One of the critical factors that determines success with equity investing is the ability to stay invested not only during bull markets but also during bear markets. As the saying goes time in the market is important than timing the market This is because bear markets are followed by bull markets and vice versa, More specifically spectacular market crashes are often followed by violent up moves. If an investor misses these days then return on an investment can get reduced substantially. In a research study done by Sutor Bank of Germany it was observed that the DAX returned an average of 7.2% per year for the 31 year period from 1988 to 2018. But if an investor missed just the 13 best days in that period then the return was halved. This is indeed shocking!. As I mentioned earlier catching the violent up wave is important to boost returns.
From the study:
DAX: invested for 31 years = 7.2% per year; without 13 best days = return halved
Since it was founded on December 31, 1987, the Deutsche Aktien-Index (DAX) has brought investors an average return of 7.2 percent year after year – if you have invested a good 8,000 days continuously. Even temporary slumps in the course of crisis situations such as the bursting of the Dot.com bubble, Lehman, Fukushima or Greece are already taken into account.
“The history of the stock market teaches us that in six out of ten cases, the best stock market days followed within two weeks of the worst. That is noticeable, but again not a rule, otherwise you could bet on it, ”explains Lutz Neumann, Head of Asset Management at Sutor Bank. “It becomes critical if you sell for fear of a stock market low, then don’t go back into the market in time, and then miss the best trading days. Because that has dramatic effects. ”
Chart 1: DAX (invested every day) vs. DAX with no best 10/20/30/40/50/60 days
Source: Sutor Bank; Observation period: 1.1.1988-31.12.2018The analysis of the Sutor Bank showed: for an investor who missed the best 13 days in the DAX between 1988 and 2018, the return shrinks by half. If he missed the best 33 days, he would even have lost money. To put it even more pointedly: Anyone who did not invest only 0.4125 percent of the decisive trading days in the 31-year period under review has earned a negative return.

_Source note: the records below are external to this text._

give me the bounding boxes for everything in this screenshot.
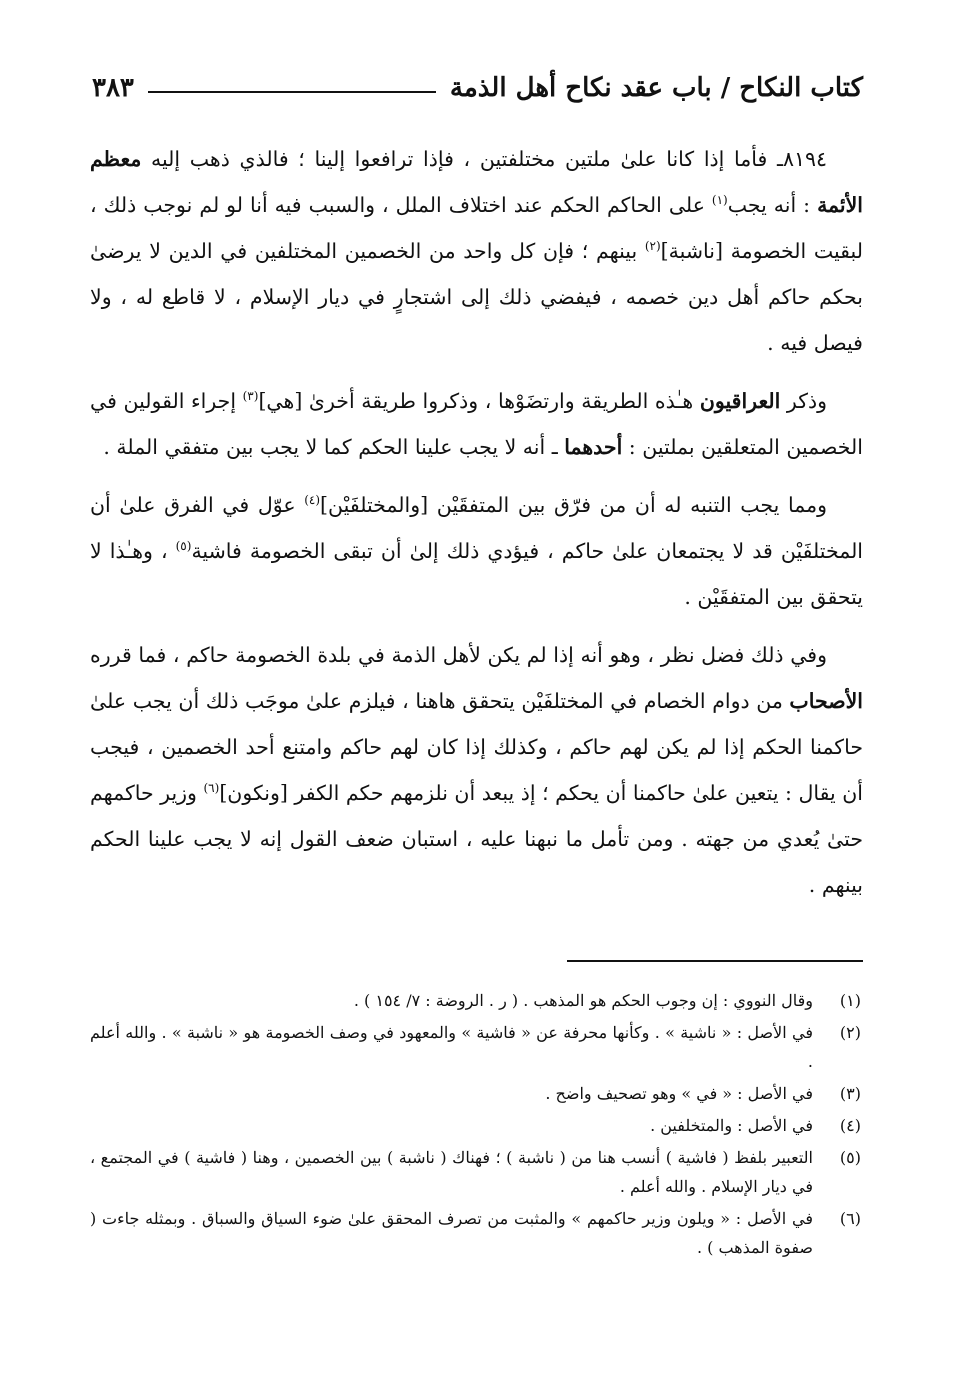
header-title: كتاب النكاح / باب عقد نكاح أهل الذمة	[449, 73, 863, 103]
footnote-number: (٢)	[839, 1023, 861, 1042]
text-run: وفي ذلك فضل نظر ، وهو أنه إذا لم يكن لأهل الذمة في بلدة الخصومة حاكم ، فما قرره	[90, 643, 827, 667]
footnote-text: في الأصل : « في » وهو تصحيف واضح .	[545, 1084, 813, 1103]
footnote-item	[90, 1079, 861, 1108]
footnote-ref[interactable]: (١)	[711, 193, 728, 208]
bold-term: أحدهما	[564, 435, 623, 459]
text-run: وزير حاكمهم حتىٰ يُعدي من جهته . ومن تأمل ما نبهنا عليه ، استبان ضعف القول إنه لا يجب علينا الحكم بينهم .	[90, 781, 863, 897]
main-text	[90, 136, 863, 920]
footnote-number: (١)	[839, 991, 861, 1010]
text-run: إجراء القولين في الخصمين المتعلقين بملتين :	[90, 389, 863, 459]
footnote-number: (٣)	[839, 1084, 861, 1103]
footnote-text: في الأصل : والمتخلفين .	[650, 1116, 813, 1135]
text-run: ٨١٩٤ـ فأما إذا كانا علىٰ ملتين مختلفتين ، فإذا ترافعوا إلينا ؛ فالذي ذهب إليه	[141, 147, 827, 171]
text-run: عوّل في الفرق علىٰ أن المختلفَيْن قد لا يجتمعان علىٰ حاكم ، فيؤدي ذلك إلىٰ أن تبقى الخصومة فاشية	[90, 493, 864, 563]
text-run: : أنه يجب	[727, 193, 818, 217]
text-run: ، وهـٰذا لا يتحقق بين المتفقَيْن .	[90, 539, 863, 609]
footnote-item	[90, 986, 861, 1015]
footnote-separator	[567, 960, 863, 962]
footnotes	[90, 986, 861, 1265]
text-run: على الحاكم الحكم عند اختلاف الملل ، والسبب فيه أنا لو لم نوجب ذلك ، لبقيت الخصومة [ناشبة]	[90, 193, 863, 263]
footnote-ref[interactable]: (٢)	[644, 239, 661, 254]
footnote-text: التعبير بلفظ ( فاشية ) أنسب هنا من ( ناشبة ) ؛ فهناك ( ناشبة ) بين الخصمين ، وهنا ( فاشية ) في المجتمع ، في ديار الإسلام . والله أعلم .	[90, 1148, 813, 1196]
bold-term: الأصحاب	[789, 689, 863, 713]
text-run: ـ أنه لا يجب علينا الحكم كما لا يجب بين متفقي الملة .	[103, 435, 565, 459]
text-run: وذكر	[780, 389, 827, 413]
footnote-text: في الأصل : « ناشية » . وكأنها محرفة عن « فاشية » والمعهود في وصف الخصومة هو « ناشبة » . والله أعلم .	[90, 1023, 813, 1071]
footnote-text: وقال النووي : إن وجوب الحكم هو المذهب . ( ر . الروضة : ٧/ ١٥٤ ) .	[353, 991, 813, 1010]
footnote-ref[interactable]: (٤)	[304, 493, 321, 508]
page-number: ٣٨٣	[92, 73, 134, 103]
paragraph-2	[90, 378, 863, 470]
text-run: هـٰذه الطريقة وارتضَوْها ، وذكروا طريقة أخرىٰ [هي]	[258, 389, 700, 413]
text-run: من دوام الخصام في المختلفَيْن يتحقق هاهنا ، فيلزم علىٰ موجَب ذلك أن يجب علىٰ حاكمنا الحكم إذا لم يكن لهم حاكم ، وكذلك إذا كان لهم حاكم وامتنع أحد الخصمين ، فيجب أن يقال : يتعين علىٰ حاكمنا أن يحكم ؛ إذ يبعد أن نلزمهم حكم الكفر [ونكون]	[90, 689, 863, 805]
footnote-item	[90, 1204, 861, 1262]
bold-term: معظم الأئمة	[90, 147, 863, 217]
footnote-number: (٥)	[839, 1148, 861, 1167]
paragraph-4	[90, 632, 863, 908]
footnote-ref[interactable]: (٥)	[175, 539, 192, 554]
text-run: ومما يجب التنبه له أن من فرّق بين المتفقَيْن [والمختلفَيْن]	[320, 493, 827, 517]
running-header	[92, 64, 863, 112]
footnote-number: (٤)	[839, 1116, 861, 1135]
footnote-item	[90, 1143, 861, 1201]
footnote-ref[interactable]: (٣)	[242, 389, 259, 404]
footnote-text: في الأصل : « ويلون وزير حاكمهم » والمثبت من تصرف المحقق علىٰ ضوء السياق والسباق . وبمثله جاءت ( صفوة المذهب ) .	[90, 1209, 814, 1257]
footnote-item	[90, 1111, 861, 1140]
paragraph-1	[90, 136, 863, 366]
text-run: بينهم ؛ فإن كل واحد من الخصمين المختلفين في الدين لا يرضىٰ بحكم حاكم أهل دين خصمه ، فيفضي ذلك إلى اشتجارٍ في ديار الإسلام ، لا قاطع له ، ولا فيصل فيه .	[90, 239, 863, 355]
footnote-ref[interactable]: (٦)	[203, 781, 220, 796]
paragraph-3	[90, 482, 863, 620]
footnote-item	[90, 1018, 861, 1076]
header-rule	[148, 91, 436, 93]
footnote-number: (٦)	[839, 1209, 861, 1228]
bold-term: العراقيون	[699, 389, 781, 413]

Chart 2: DAX in detail: return on investment if you missed the best days on the stock market.
Period: 1988-2018
Note: The returns are in Euros. Please use Google Translator to translate German in the charts. “Tage” in German means Days.
Source: Sutor Bank
Hap Tip: Tim Schaefer
The main takeaway is to have patience and remain calm during market declines. Simply selling our at market bottoms to get back in later won’t work. This is true in any equity market. The dramatic decline in March this year is a classic example.